Dr. Ulrike Jannsen-Tapken, Diplom-Agraringenieurin Silvia Wittig und Biologie-Laborant Maik Przyklenk vom Institut für Nutztiergenetik, die mit Hofbesitzer Thomas Hinze um den Hahn herumstehen, trachten ihm nicht nach dem Leben sondern nur nach seiner Erbsubstanz, der DNS.
"Die Krüper waren wie viele andere alte Haustierrassen früher in Westfalen, Lippe und im Bergischen Land weit verbreitet und wurden dann aber von anderen Züchtungen verdrängt", beschreibt Thomas Hinze die Entwicklung, während der Kopf seines Hahns samt Kamm auf einen Fototisch mit einer anliegenden Farbskala gedrückt wird.
Als Vorsitzender des Vereins "Tiere im Dorf" setzt der Diplom-Sozialarbeiter sich für den Erhalt alter Rassen ein. "Es geht unter anderem um den Erhalt von Genreserven", erklärt der Familienvater, der der seinen Vier-Hektar-Hof nach nach der Arbeit als Bereichsleiter der Jugendhilfe in Schweicheln führt.
"Die Rassen würden sonst aussterben, weil sie wirtschaftlich nicht mehr interessant sind", sagte er. So bevölkert eine agrarische Arche-Noah seinen Hof: Die beiden Lippegänse mit Namen Jonathan-Friedrich und Agathe. "Die haben 8 bis 10 Gössel im Jahr", sagt Hinz und lacht. Dazu kommen Skudden - eine alte mittelalterliche Schafrasse -, Pommernenten oder Meißener Widder-Kaninchen und selbst Hofhund Flocke ist Vertreter einer alten Rasse: Er ist ein Mittelspitz, der heute kaum noch verbreitet ist.
Bei der Haltung geht es nicht allein ums Hobby: "Wir schlachten und essen unsere Tiere", sagt Hinze, der seine Liebe zu den alten Haustieren durch Bauernhofbesuche bei Verwandten erbte. "Ich bin sonntags durch die Ställe und habe die Tiere gefüttert."
Mit ihm gibt es weitere Züchter und Halter in Dörentrup, etwa auf den Hof von Dr. Rudolf Diekmeier, Hinzes Stellvertreter. Er ist promovierter Agrarwissenschaftler und Biolandwirt. Vor zehn Jahren haben sich die Dörentruper Züchter zum Verein "Tiere im Dorf" zusammengeschlossen.
Doch wo lassen sich die alten Rassen überhaupt nutzen? "Sie sind in der Regel genügsam und an die jeweiligen lokalen Gegebenheiten angepasst", sagt Hinze. "Rassen wie die Skudden-Schafe lassen sich heute etwa in der Landschaftspflege einsetzen." Und sie sind ein touristischer Faktor. "Es gibt Hofführungen oder Hotelrouten", erzählt der Dörentruper.

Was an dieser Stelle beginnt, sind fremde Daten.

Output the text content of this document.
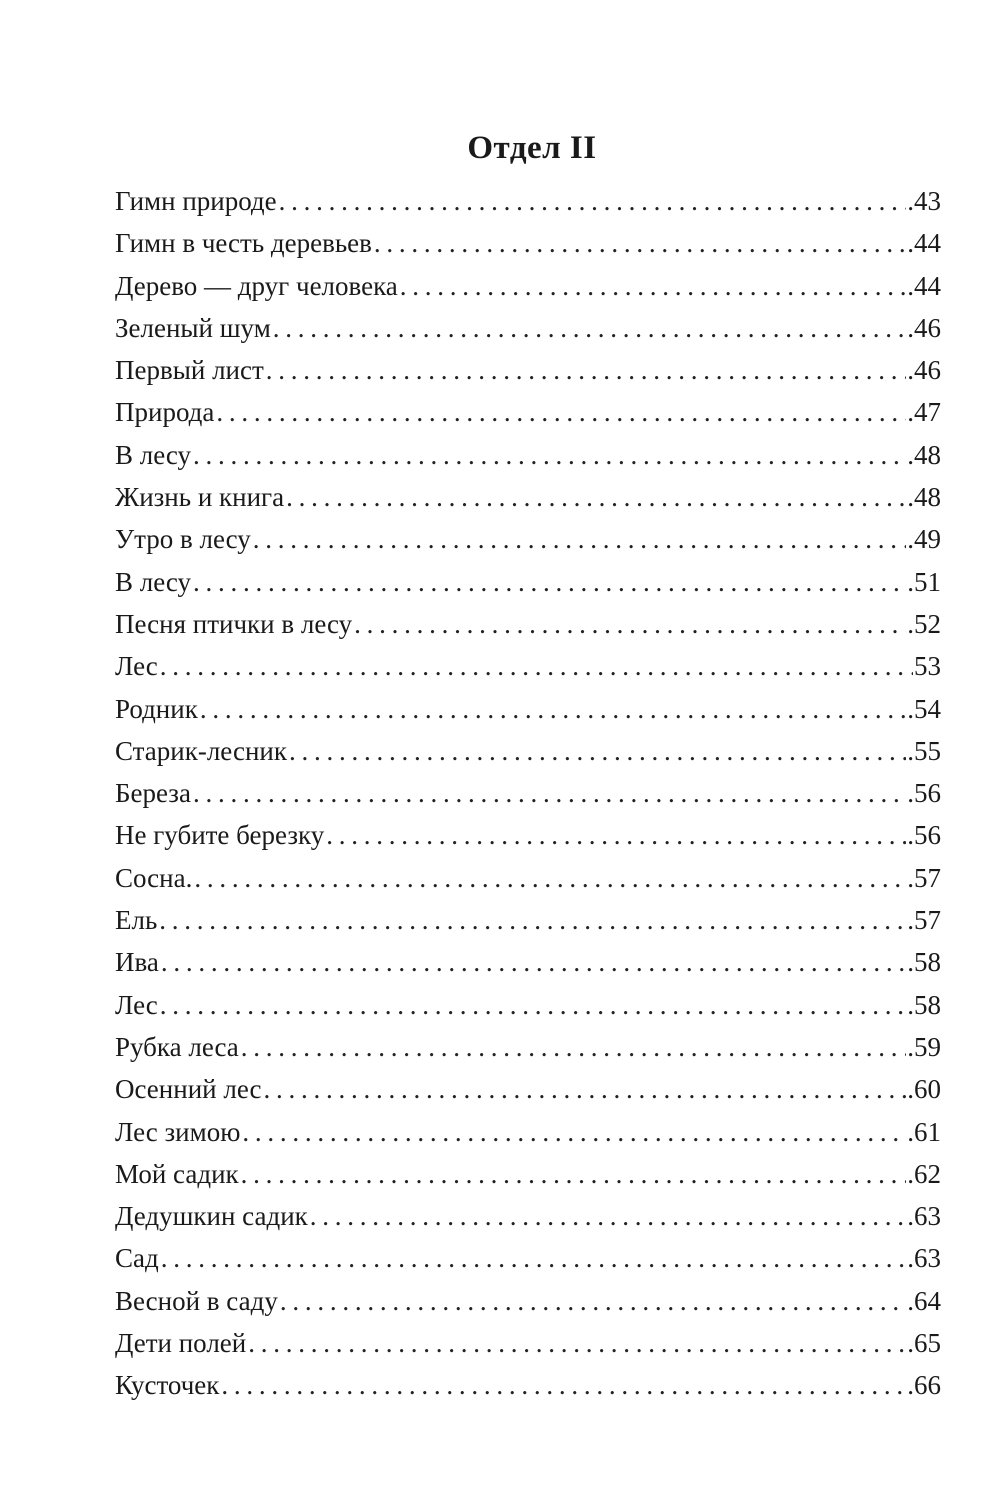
Отдел II
Гимн природе . . .	.43
Гимн в честь деревьев . . .	.44
Дерево — друг человека . . .	.44
Зеленый шум . . .	.46
Первый лист . . .	.46
Природа . . .	.47
В лесу . . .	.48
Жизнь и книга . . .	.48
Утро в лесу . . .	.49
В лесу . . .	.51
Песня птички в лесу . . .	.52
Лес . . .	53
Родник . . .	.54
Старик-лесник . . .	.55
Береза . . .	.56
Не губите березку . . .	.56
Сосна. . . .	.57
Ель . . .	.57
Ива . . .	.58
Лес . . .	.58
Рубка леса . . .	.59
Осенний лес . . .	.60
Лес зимою . . .	.61
Мой садик . . .	.62
Дедушкин садик . . .	.63
Сад . . .	.63
Весной в саду . . .	.64
Дети полей . . .	.65
Кусточек . . .	.66
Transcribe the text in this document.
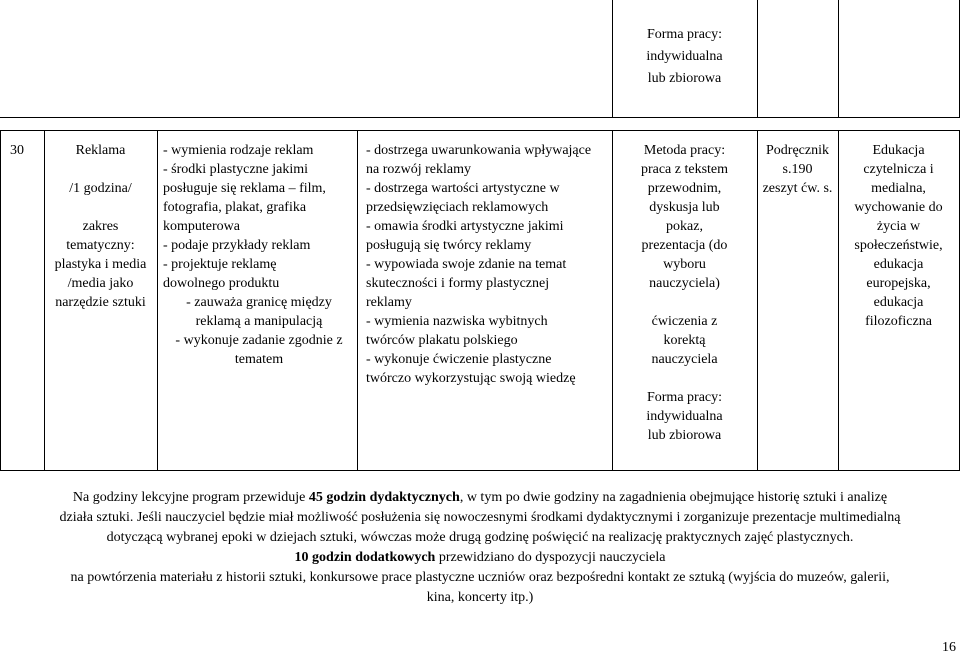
Forma pracy:
indywidualna
lub zbiorowa
30	Reklama

/1 godzina/

zakres
tematyczny:
plastyka i media
/media jako
narzędzie sztuki
- wymienia rodzaje reklam
- środki plastyczne jakimi
posługuje się reklama – film,
fotografia, plakat, grafika
komputerowa
- podaje przykłady reklam
- projektuje reklamę
dowolnego produktu
- zauważa granicę między
reklamą a manipulacją
- wykonuje zadanie zgodnie z
tematem
- dostrzega uwarunkowania wpływające
na rozwój reklamy
- dostrzega wartości artystyczne w
przedsięwzięciach reklamowych
- omawia środki artystyczne jakimi
posługują się twórcy reklamy
- wypowiada swoje zdanie na temat
skuteczności i formy plastycznej
reklamy
- wymienia nazwiska wybitnych
twórców plakatu polskiego
- wykonuje ćwiczenie plastyczne
twórczo wykorzystując swoją wiedzę
Metoda pracy:
praca z tekstem
przewodnim,
dyskusja lub
pokaz,
prezentacja (do
wyboru
nauczyciela)

ćwiczenia z
korektą
nauczyciela

Forma pracy:
indywidualna
lub zbiorowa
Podręcznik
s.190
zeszyt ćw. s.
Edukacja
czytelnicza i
medialna,
wychowanie do
życia w
społeczeństwie,
edukacja
europejska,
edukacja
filozoficzna
Na godziny lekcyjne program przewiduje 45 godzin dydaktycznych, w tym po dwie godziny na zagadnienia obejmujące historię sztuki i analizę
działa sztuki. Jeśli nauczyciel będzie miał możliwość posłużenia się nowoczesnymi środkami dydaktycznymi i zorganizuje prezentacje multimedialną
dotyczącą wybranej epoki w dziejach sztuki, wówczas może drugą godzinę poświęcić na realizację praktycznych zajęć plastycznych.
10 godzin dodatkowych przewidziano do dyspozycji nauczyciela
na powtórzenia materiału z historii sztuki, konkursowe prace plastyczne uczniów oraz bezpośredni kontakt ze sztuką (wyjścia do muzeów, galerii,
kina, koncerty itp.)
16
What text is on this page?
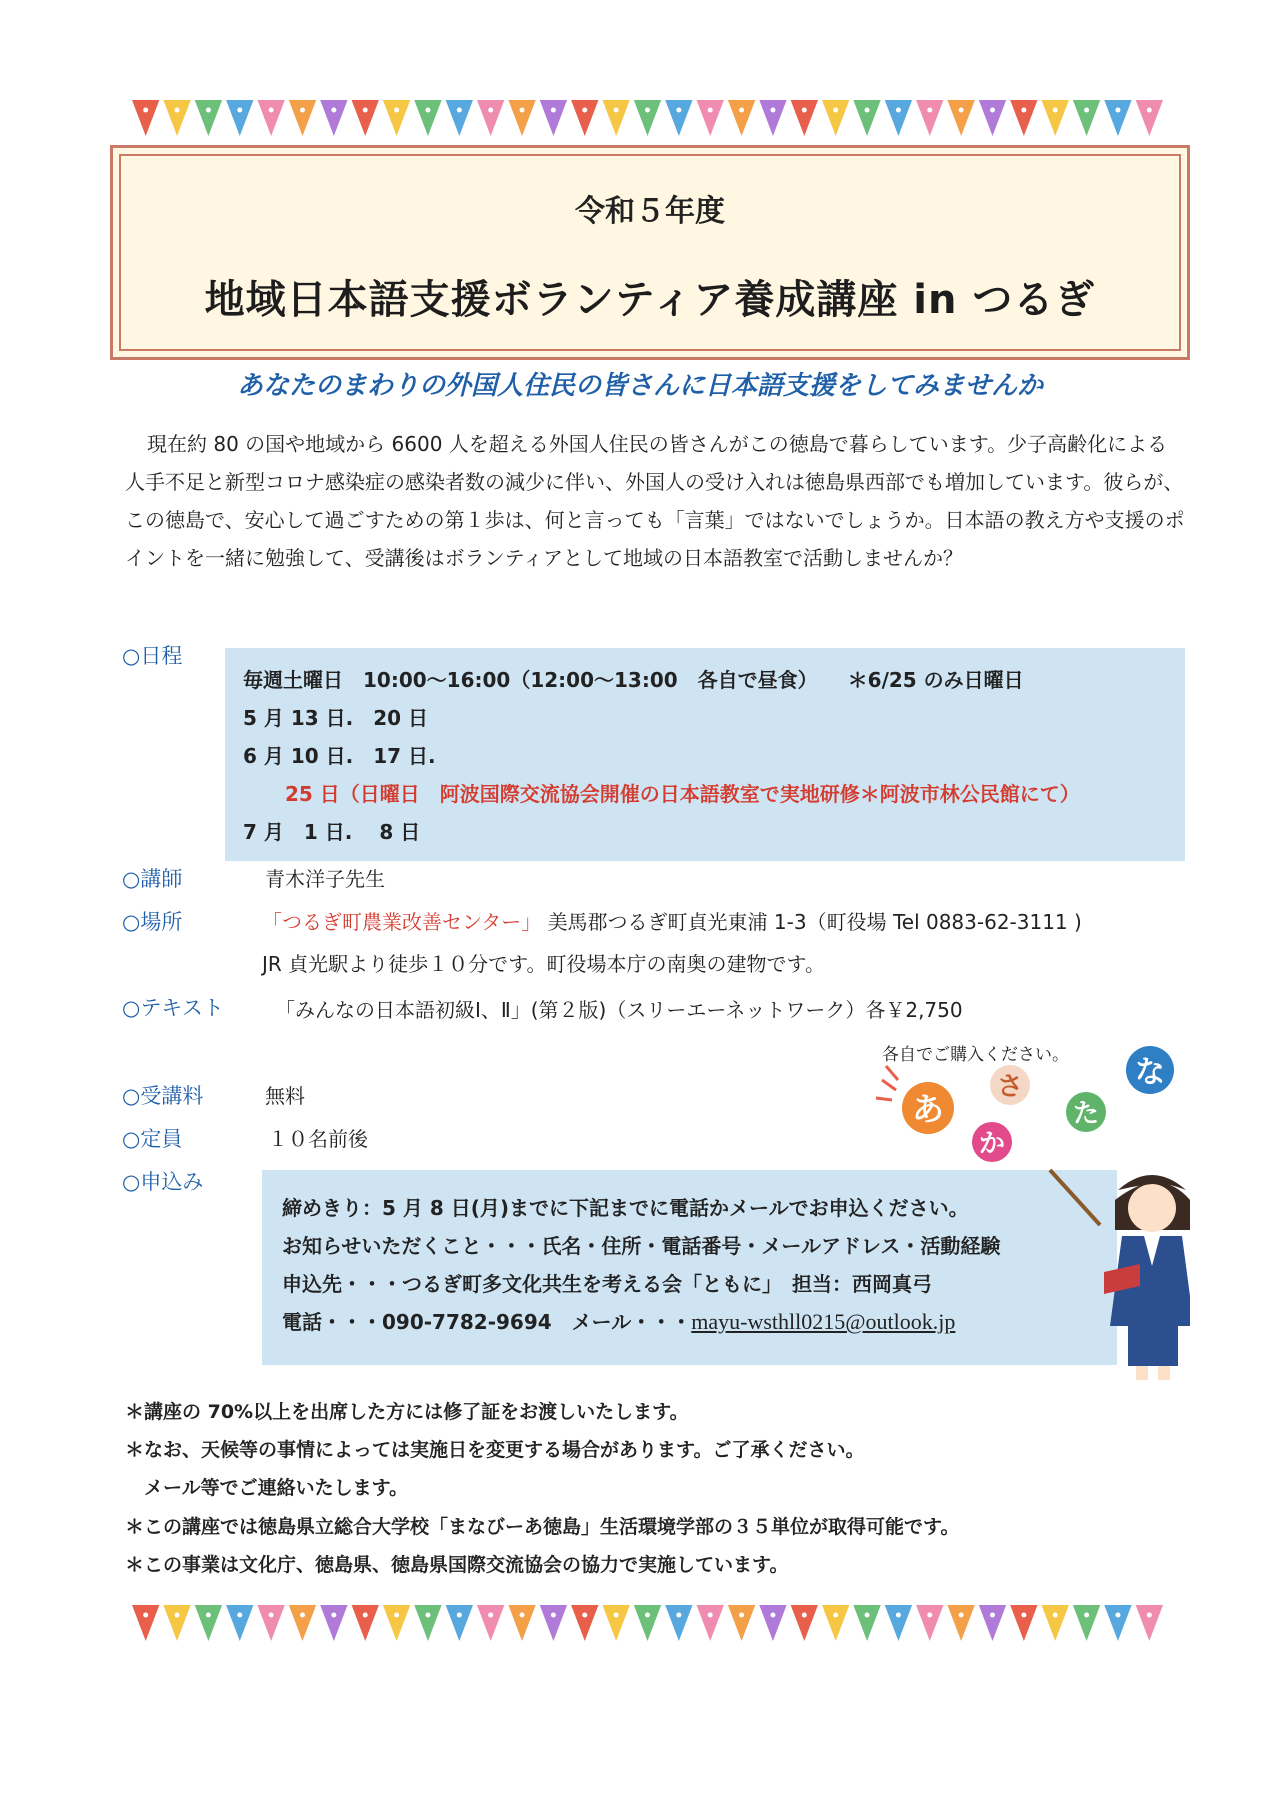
令和５年度
地域日本語支援ボランティア養成講座 in つるぎ
あなたのまわりの外国人住民の皆さんに日本語支援をしてみませんか

現在約 80 の国や地域から 6600 人を超える外国人住民の皆さんがこの徳島で暮らしています。少子高齢化による人手不足と新型コロナ感染症の感染者数の減少に伴い、外国人の受け入れは徳島県西部でも増加しています。彼らが、この徳島で、安心して過ごすための第１歩は、何と言っても「言葉」ではないでしょうか。日本語の教え方や支援のポイントを一緒に勉強して、受講後はボランティアとして地域の日本語教室で活動しませんか？

○日程
毎週土曜日　10:00～16:00（12:00～13:00　各自で昼食）　　＊6/25 のみ日曜日
5 月 13 日.　20 日
6 月 10 日.　17 日.
25 日（日曜日　阿波国際交流協会開催の日本語教室で実地研修＊阿波市林公民館にて）
7 月　1 日.　 8 日
○講師	青木洋子先生
○場所	「つるぎ町農業改善センター」 美馬郡つるぎ町貞光東浦 1-3（町役場 Tel 0883-62-3111 )
JR 貞光駅より徒歩１０分です。町役場本庁の南奥の建物です。
○テキスト	「みんなの日本語初級Ⅰ、Ⅱ」(第２版)（スリーエーネットワーク）各￥2,750
各自でご購入ください。
○受講料	無料
○定員	１０名前後
○申込み
締めきり：5 月 8 日(月)までに下記までに電話かメールでお申込ください。
お知らせいただくこと・・・氏名・住所・電話番号・メールアドレス・活動経験
申込先・・・つるぎ町多文化共生を考える会「ともに」　担当：西岡真弓
電話・・・090-7782-9694　メール・・・mayu-wsthll0215@outlook.jp
あ
か
さ
た
な
＊講座の 70%以上を出席した方には修了証をお渡しいたします。
＊なお、天候等の事情によっては実施日を変更する場合があります。ご了承ください。
　メール等でご連絡いたします。
＊この講座では徳島県立総合大学校「まなびーあ徳島」生活環境学部の３５単位が取得可能です。
＊この事業は文化庁、徳島県、徳島県国際交流協会の協力で実施しています。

Die alten Rassen und ihr Genpool führen auch dazu, dass es Experten wie vom Institut für Nutztiergenetik in das lippische Dorf zieht. Die Wissenschaftler in Mariensee gehören zum Friedrich-Loeffler-Institut, das eine Forschungsanstalt des Bundeslandwirtschaftsministeriums ist.
Zurzeit haben die Genetiker die Haushühner bei ihrem Forschungsprojekt im Visier: Die enorme Vielfalt der Haushuhnrassen, erklärt Janssen-Tapken, ist aus wissenschaftlicher Sicht von Interesse . Die Unterscheide in Form und Farbe, Größe und Gewicht, werdend durch die Erbanlagen bestimmt, die viel Rassen Rassen einmalig machen. Doch über genau diese Erbanlagen, wisse man einfach zu wenig.
Das soll mit dem Forschungsprojekt ändern, bei dem nicht nur auf Geflügelschauen sondern auch bei Tieren von Züchtern wie Hinze Gen-Proben genommen, Fotos gemacht und die Tiere vermessen und gewogen werden. Die Wissenschaftler hoffen, Aussagen über Rassen, ihre Züchtungen und über die Besonderheiten einzelner Tiere treffen zu können.